Tooling company has the mettle to get back on track

How one Midland’s company director turned his business around with the help of expert advice and guidance.

Issuing redundancy notices to loyal and long standing colleagues who taught him his trade was one of the many difficult decisions that James Kelly, Managing Director of West Midlands based Elkington Brothers has taken in order to ensure the survival of his company.

James’ concern was not just for the survival of the company but that any corporate rescue process would affect the business reputation and future viability of the company. He now concedes that he was wrong. It was that previous reputation, established over 73 years and synonymous with quality tooling, that helped win the support and cooperation of customers and suppliers. The company has now successfully exited from a Company Voluntary Arrangement (“CVA”) and recently granted two apprenticeships as part of its plans for the future.

James says: “I now know that the decision to enter into a Company Voluntary Arrangement was the right one. Prior to the Voluntary Arrangement I had taken steps in an attempt to return the company to profitability but the business model was unsustainable. However I didn’t want to give up and believed the company still had plenty to offer as a producer of quality tooling. This led me to Cranfield Business Recovery and the rest is history.”

Speaking of Cranfield Business Recovery, James says: “Their expertise, cooperation, and considerable patience in responding to the numerous queries I put to them, especially in the early stages, together with their subsequent guidance throughout significantly contributed to the success of the CVA.”

For James the decision to seek advice wasn’t an easy one to make. During the period leading up to the CVA many of his friends had expressed their concerns for James to his wife. He says: “It was a difficult time in my life, trying to keep the company afloat whilst winning the necessary new business. Regrettably, it was necessary to restructure the company which meant making redundancies. Many of the employees had passed on their knowledge and skills to me during my own apprenticeship, which made a difficult decision even harder. I had many sleepless nights leading up to the day the employees were notified.”

James was later told by one of the employees that everyone had expected him to announce the closure of the company. James continues: “This was an option I had looked at, but working alongside Cranfield Business Recovery and my accountant Prime Chartered Accountants I was able to reach the decision that the best course of action was to propose a CVA to creditors.
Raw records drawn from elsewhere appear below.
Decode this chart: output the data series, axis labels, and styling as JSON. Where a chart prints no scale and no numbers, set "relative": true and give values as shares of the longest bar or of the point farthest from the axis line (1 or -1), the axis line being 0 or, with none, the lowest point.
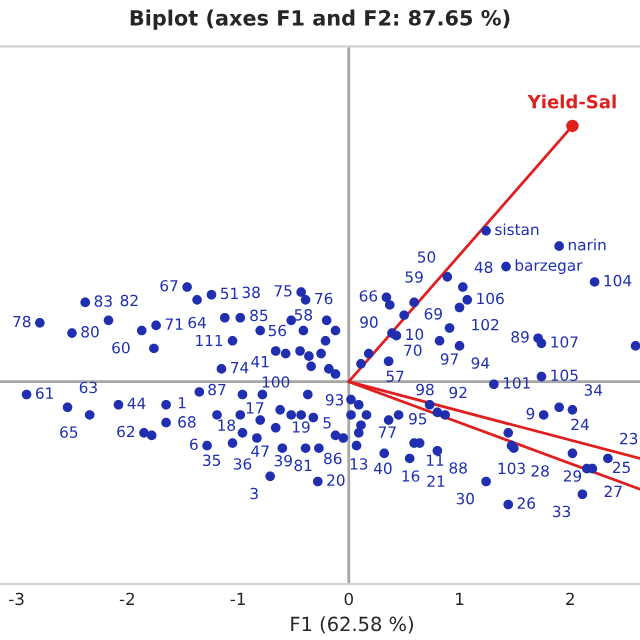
{
  "chart_data": {
    "type": "scatter",
    "title": "Biplot (axes F1 and F2: 87.65 %)",
    "xlabel": "F1 (62.58 %)",
    "relative": true,
    "xlim": [
      -3.15,
      2.63
    ],
    "xticks": [
      {
        "value": -3,
        "label": "-3"
      },
      {
        "value": -2,
        "label": "-2"
      },
      {
        "value": -1,
        "label": "-1"
      },
      0,
      1,
      2
    ],
    "tick_labels": "x",
    "ref_lines": [
      {
        "axis": "x",
        "value": 0,
        "color": "#a6a6a6"
      }
    ],
    "series": [
      {
        "color": "#1f2fb0",
        "marker": "circle",
        "x": [
          -2.38,
          -2.79,
          -2.5,
          -2.17,
          -1.74,
          -1.87,
          -1.46,
          -1.37,
          -1.24,
          -1.15,
          -1.76,
          -1.12,
          -0.43,
          -0.98,
          -0.52,
          -1.05,
          -0.8,
          -0.39,
          -0.41,
          -0.66,
          -0.57,
          -0.44,
          -0.36,
          -0.25,
          -0.34,
          -0.2,
          -0.12,
          -0.21,
          -0.18,
          -0.12,
          -2.91,
          -2.54,
          -2.34,
          -2.08,
          -1.65,
          -1.65,
          -1.35,
          -1.19,
          -0.98,
          -0.8,
          -0.78,
          -0.96,
          -0.62,
          -0.52,
          -0.43,
          -0.32,
          -0.37,
          -1.85,
          -1.78,
          -1.28,
          -1.05,
          -0.96,
          -0.83,
          -0.66,
          -0.6,
          -0.71,
          -0.28,
          -0.39,
          -0.27,
          1.24,
          1.9,
          1.42,
          2.22,
          0.89,
          1.03,
          1.07,
          1.0,
          0.91,
          1.0,
          0.82,
          0.34,
          0.59,
          0.37,
          0.5,
          0.39,
          0.43,
          0.18,
          0.11,
          0.36,
          1.71,
          1.74,
          1.74,
          2.59,
          1.31,
          1.76,
          1.9,
          2.02,
          0.16,
          0.02,
          0.09,
          0.02,
          0.36,
          0.45,
          0.73,
          0.8,
          0.87,
          0.11,
          -0.12,
          -0.05,
          0.07,
          0.09,
          0.32,
          0.55,
          0.59,
          0.64,
          0.8,
          1.47,
          1.49,
          1.44,
          1.24,
          1.44,
          2.02,
          2.15,
          2.2,
          2.34,
          2.11
        ],
        "values": [
          0.31,
          0.23,
          0.19,
          0.24,
          0.22,
          0.2,
          0.37,
          0.32,
          0.34,
          0.05,
          0.13,
          0.25,
          0.35,
          0.25,
          0.24,
          0.16,
          0.2,
          0.32,
          0.2,
          0.12,
          0.11,
          0.12,
          0.1,
          0.11,
          0.06,
          0.24,
          0.2,
          0.16,
          0.05,
          0.03,
          -0.05,
          -0.1,
          -0.13,
          -0.09,
          -0.09,
          -0.16,
          -0.04,
          -0.13,
          -0.13,
          -0.15,
          -0.05,
          -0.05,
          -0.11,
          -0.13,
          -0.13,
          -0.14,
          -0.05,
          -0.2,
          -0.21,
          -0.25,
          -0.24,
          -0.2,
          -0.22,
          -0.18,
          -0.26,
          -0.37,
          -0.39,
          -0.26,
          -0.26,
          0.59,
          0.53,
          0.45,
          0.39,
          0.41,
          0.37,
          0.32,
          0.29,
          0.21,
          0.14,
          0.16,
          0.33,
          0.31,
          0.3,
          0.26,
          0.19,
          0.18,
          0.11,
          0.07,
          0.08,
          0.17,
          0.15,
          0.02,
          0.14,
          -0.01,
          -0.13,
          -0.1,
          -0.11,
          -0.13,
          -0.07,
          -0.09,
          -0.13,
          -0.15,
          -0.13,
          -0.09,
          -0.12,
          -0.13,
          -0.17,
          -0.21,
          -0.22,
          -0.25,
          -0.2,
          -0.28,
          -0.3,
          -0.24,
          -0.24,
          -0.27,
          -0.25,
          -0.26,
          -0.2,
          -0.39,
          -0.48,
          -0.28,
          -0.34,
          -0.34,
          -0.3,
          -0.44
        ]
      },
      {
        "type": "line",
        "name": "Yield-Sal",
        "color": "#e02020",
        "marker": "circle",
        "x": [
          0,
          2.02
        ],
        "values": [
          0,
          1
        ]
      },
      {
        "type": "line",
        "color": "#e02020",
        "x": [
          0,
          2.63
        ],
        "values": [
          0,
          -0.3
        ]
      },
      {
        "type": "line",
        "color": "#e02020",
        "x": [
          0,
          2.63
        ],
        "values": [
          0,
          -0.42
        ]
      }
    ],
    "annotations": [
      {
        "text": "83",
        "x": -2.38,
        "y": 0.31
      },
      {
        "text": "78",
        "x": -2.79,
        "y": 0.23
      },
      {
        "text": "80",
        "x": -2.5,
        "y": 0.19
      },
      {
        "text": "82",
        "x": -2.17,
        "y": 0.24
      },
      {
        "text": "71",
        "x": -1.74,
        "y": 0.22
      },
      {
        "text": "60",
        "x": -1.87,
        "y": 0.2
      },
      {
        "text": "67",
        "x": -1.46,
        "y": 0.37
      },
      {
        "text": "64",
        "x": -1.37,
        "y": 0.32
      },
      {
        "text": "51",
        "x": -1.24,
        "y": 0.34
      },
      {
        "text": "74",
        "x": -1.15,
        "y": 0.05
      },
      {
        "text": "38",
        "x": -1.12,
        "y": 0.25
      },
      {
        "text": "75",
        "x": -0.43,
        "y": 0.35
      },
      {
        "text": "111",
        "x": -0.98,
        "y": 0.25
      },
      {
        "text": "56",
        "x": -0.52,
        "y": 0.24
      },
      {
        "text": "85",
        "x": -1.05,
        "y": 0.16
      },
      {
        "text": "41",
        "x": -0.8,
        "y": 0.2
      },
      {
        "text": "76",
        "x": -0.39,
        "y": 0.32
      },
      {
        "text": "58",
        "x": -0.41,
        "y": 0.2
      },
      {
        "text": "100",
        "x": -0.66,
        "y": 0.12
      },
      {
        "text": "61",
        "x": -2.91,
        "y": -0.05
      },
      {
        "text": "63",
        "x": -2.54,
        "y": -0.1
      },
      {
        "text": "65",
        "x": -2.34,
        "y": -0.13
      },
      {
        "text": "44",
        "x": -2.08,
        "y": -0.09
      },
      {
        "text": "68",
        "x": -1.65,
        "y": -0.09
      },
      {
        "text": "1",
        "x": -1.65,
        "y": -0.16
      },
      {
        "text": "87",
        "x": -1.19,
        "y": -0.13
      },
      {
        "text": "18",
        "x": -0.98,
        "y": -0.13
      },
      {
        "text": "47",
        "x": -0.8,
        "y": -0.15
      },
      {
        "text": "19",
        "x": -0.62,
        "y": -0.11
      },
      {
        "text": "62",
        "x": -1.85,
        "y": -0.2
      },
      {
        "text": "6",
        "x": -1.28,
        "y": -0.25
      },
      {
        "text": "35",
        "x": -1.05,
        "y": -0.24
      },
      {
        "text": "36",
        "x": -0.96,
        "y": -0.2
      },
      {
        "text": "39",
        "x": -0.83,
        "y": -0.22
      },
      {
        "text": "17",
        "x": -0.66,
        "y": -0.18
      },
      {
        "text": "81",
        "x": -0.6,
        "y": -0.26
      },
      {
        "text": "3",
        "x": -0.71,
        "y": -0.37
      },
      {
        "text": "20",
        "x": -0.28,
        "y": -0.39
      },
      {
        "text": "5",
        "x": -0.39,
        "y": -0.26
      },
      {
        "text": "86",
        "x": -0.27,
        "y": -0.26
      },
      {
        "text": "sistan",
        "x": 1.24,
        "y": 0.59
      },
      {
        "text": "narin",
        "x": 1.9,
        "y": 0.53
      },
      {
        "text": "barzegar",
        "x": 1.42,
        "y": 0.45
      },
      {
        "text": "104",
        "x": 2.22,
        "y": 0.39
      },
      {
        "text": "50",
        "x": 0.89,
        "y": 0.41
      },
      {
        "text": "48",
        "x": 1.03,
        "y": 0.37
      },
      {
        "text": "106",
        "x": 1.07,
        "y": 0.32
      },
      {
        "text": "102",
        "x": 1.0,
        "y": 0.29
      },
      {
        "text": "97",
        "x": 0.91,
        "y": 0.21
      },
      {
        "text": "94",
        "x": 1.0,
        "y": 0.14
      },
      {
        "text": "66",
        "x": 0.34,
        "y": 0.33
      },
      {
        "text": "59",
        "x": 0.59,
        "y": 0.31
      },
      {
        "text": "90",
        "x": 0.37,
        "y": 0.3
      },
      {
        "text": "69",
        "x": 0.5,
        "y": 0.26
      },
      {
        "text": "70",
        "x": 0.39,
        "y": 0.19
      },
      {
        "text": "10",
        "x": 0.43,
        "y": 0.18
      },
      {
        "text": "57",
        "x": 0.18,
        "y": 0.11
      },
      {
        "text": "89",
        "x": 1.71,
        "y": 0.17
      },
      {
        "text": "107",
        "x": 1.74,
        "y": 0.15
      },
      {
        "text": "105",
        "x": 1.74,
        "y": 0.02
      },
      {
        "text": "101",
        "x": 1.31,
        "y": -0.01
      },
      {
        "text": "9",
        "x": 1.76,
        "y": -0.13
      },
      {
        "text": "24",
        "x": 1.9,
        "y": -0.1
      },
      {
        "text": "34",
        "x": 2.02,
        "y": -0.11
      },
      {
        "text": "77",
        "x": 0.16,
        "y": -0.13
      },
      {
        "text": "95",
        "x": 0.36,
        "y": -0.15
      },
      {
        "text": "98",
        "x": 0.45,
        "y": -0.13
      },
      {
        "text": "92",
        "x": 0.8,
        "y": -0.12
      },
      {
        "text": "93",
        "x": 0.11,
        "y": -0.17
      },
      {
        "text": "40",
        "x": 0.07,
        "y": -0.25
      },
      {
        "text": "13",
        "x": 0.09,
        "y": -0.2
      },
      {
        "text": "16",
        "x": 0.32,
        "y": -0.28
      },
      {
        "text": "21",
        "x": 0.55,
        "y": -0.3
      },
      {
        "text": "11",
        "x": 0.59,
        "y": -0.24
      },
      {
        "text": "88",
        "x": 0.8,
        "y": -0.27
      },
      {
        "text": "103",
        "x": 1.47,
        "y": -0.25
      },
      {
        "text": "28",
        "x": 1.49,
        "y": -0.26
      },
      {
        "text": "30",
        "x": 1.24,
        "y": -0.39
      },
      {
        "text": "26",
        "x": 1.44,
        "y": -0.48
      },
      {
        "text": "29",
        "x": 2.02,
        "y": -0.28
      },
      {
        "text": "27",
        "x": 2.15,
        "y": -0.34
      },
      {
        "text": "25",
        "x": 2.2,
        "y": -0.34
      },
      {
        "text": "23",
        "x": 2.34,
        "y": -0.3
      },
      {
        "text": "33",
        "x": 2.11,
        "y": -0.44
      }
    ]
  }
}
The process allowed the business to retain its core plant and equipment without the need to raise additional funding. This was key as it is our capacity to produce large and small tools on our various machines which differentiates us from our competitors. The CVA allowed us the opportunity and resources we needed to continue with what was and remains a fundamentally good business.”

James adds: “From the outset I wanted to be open and honest with all stakeholders of the business. I believe that this attitude eased the process, especially with our suppliers who understood the position the company was in. Indeed, within a short period of time after entering into the CVA, many suppliers once again granted us credit facilities. Keeping everybody informed was vital. The support and encouragement from both suppliers and customers has been tremendous. The company has thrived over the last few years so much so that it has allowed the company to grant two apprenticeships this September, in the hope that we can pass on the expertise of our industry to the next generation.”

He says: “I am sure that there are many company directors in the UK today facing a similar situation to that experienced by myself nearly four years ago. A lot of people contributed to the eventual outcome that I am now able to celebrate but the hardest decision was to seek the professional help and assistance that I needed. I’m glad that I did.”

Patrick Murtagh, Director of Cranfield Business Recovery says:: “The combination of hard work, determination and personal sacrifice of James and his colleagues at Elkington Brothers not only allowed the company to exit successfully from a CVA, but enabled it to generate higher than anticipated profits thereby financially benefitting the creditors who supported James. It has also provided a solid base from which the company can prosper in the future”.